Eventually, QLever will work the update triples into its main index data
structures automatically via a continuous background process. Until this
feature is available, a good workaround is to periodically rebuild the index
for the entire dataset (original triples and update triples). In principle,
this can be done by first exporting the entire dataset and then call qlever
index on the exported data. However, this is inefficient, as it requires
serializing all triples to disk and then reading them back.
To rebuild the index efficiently, QLever provides the command qlever
rebuild-index, which directly rebuilds the index from the existing data
structures. With a Ryzen 9 9950X (16 cores) and NVMe SSD, this takes less than
one minute for 500 million triples, and around 15 minutes for 10 billion
triples.
Usage
The feature is not yet part of the QLever master branch. It is available via
the Docker image ad-freiburg/qlever:REBUILD-INDEX-BETA, or, if you want to build
QLever from source, via https://github.com/ad-freiburg/qlever/pull/2408.
In its simplest form, you can just call qlever rebuild-index (you need
version 0.5.37 or later for this). This will create a new index in a
subdirectory rebuild.YYYY-MM-DDTHH:MM' of the current directory, with the same
base name as the current index. You can specify a different base name via the
option--index-name, and a different target directory with the option--index-dir'. To automatically restart the server once the rebuild is
complete, use the option --restart-when-finished. Alternatively, you can
trigger the rebuild via the QLever HTTP API as described below.
Limitations
There is currently no way to transition from the old index to the new index
without any interruption. When you restart the server (e.g., via the
--restart-when-finished option), all processing of queries with the old index
will stop, and the respective clients have to issue their queries again.

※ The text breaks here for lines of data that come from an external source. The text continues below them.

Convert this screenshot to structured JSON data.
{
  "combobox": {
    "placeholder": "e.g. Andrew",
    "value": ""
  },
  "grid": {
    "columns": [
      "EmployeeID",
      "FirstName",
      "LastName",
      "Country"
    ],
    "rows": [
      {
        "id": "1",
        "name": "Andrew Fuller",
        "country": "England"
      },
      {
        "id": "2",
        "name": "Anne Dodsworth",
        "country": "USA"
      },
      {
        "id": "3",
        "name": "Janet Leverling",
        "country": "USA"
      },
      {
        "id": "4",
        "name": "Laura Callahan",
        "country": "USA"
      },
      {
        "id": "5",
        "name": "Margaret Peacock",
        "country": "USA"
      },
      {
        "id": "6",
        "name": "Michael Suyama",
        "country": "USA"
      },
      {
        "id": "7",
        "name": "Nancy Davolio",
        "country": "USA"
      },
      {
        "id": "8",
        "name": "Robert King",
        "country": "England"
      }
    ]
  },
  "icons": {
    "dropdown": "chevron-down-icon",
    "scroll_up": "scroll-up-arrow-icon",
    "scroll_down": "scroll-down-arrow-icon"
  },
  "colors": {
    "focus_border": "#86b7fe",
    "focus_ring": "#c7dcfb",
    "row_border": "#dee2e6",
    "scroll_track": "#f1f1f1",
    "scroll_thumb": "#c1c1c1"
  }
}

Restarting the server is very fast, so the interruption is short, but there
will be an interruption nonetheless.
If avoiding even short interruptions is important for your application, you could start a server with the new index on a different port, and have a middleman server that routes queries to the new server once it is ready, and shut down the old server once it processes no more queries. Eventually, this functionality will be built into QLever.
For rebuilding the index, you need disk space for both the old and the new index. Once the rebuild is complete, and the old index is no longer needed for query processing, you can delete it. Eventually, QLever will rebuild the index continuously in the background, so that this extra disk space will not be needed anymore.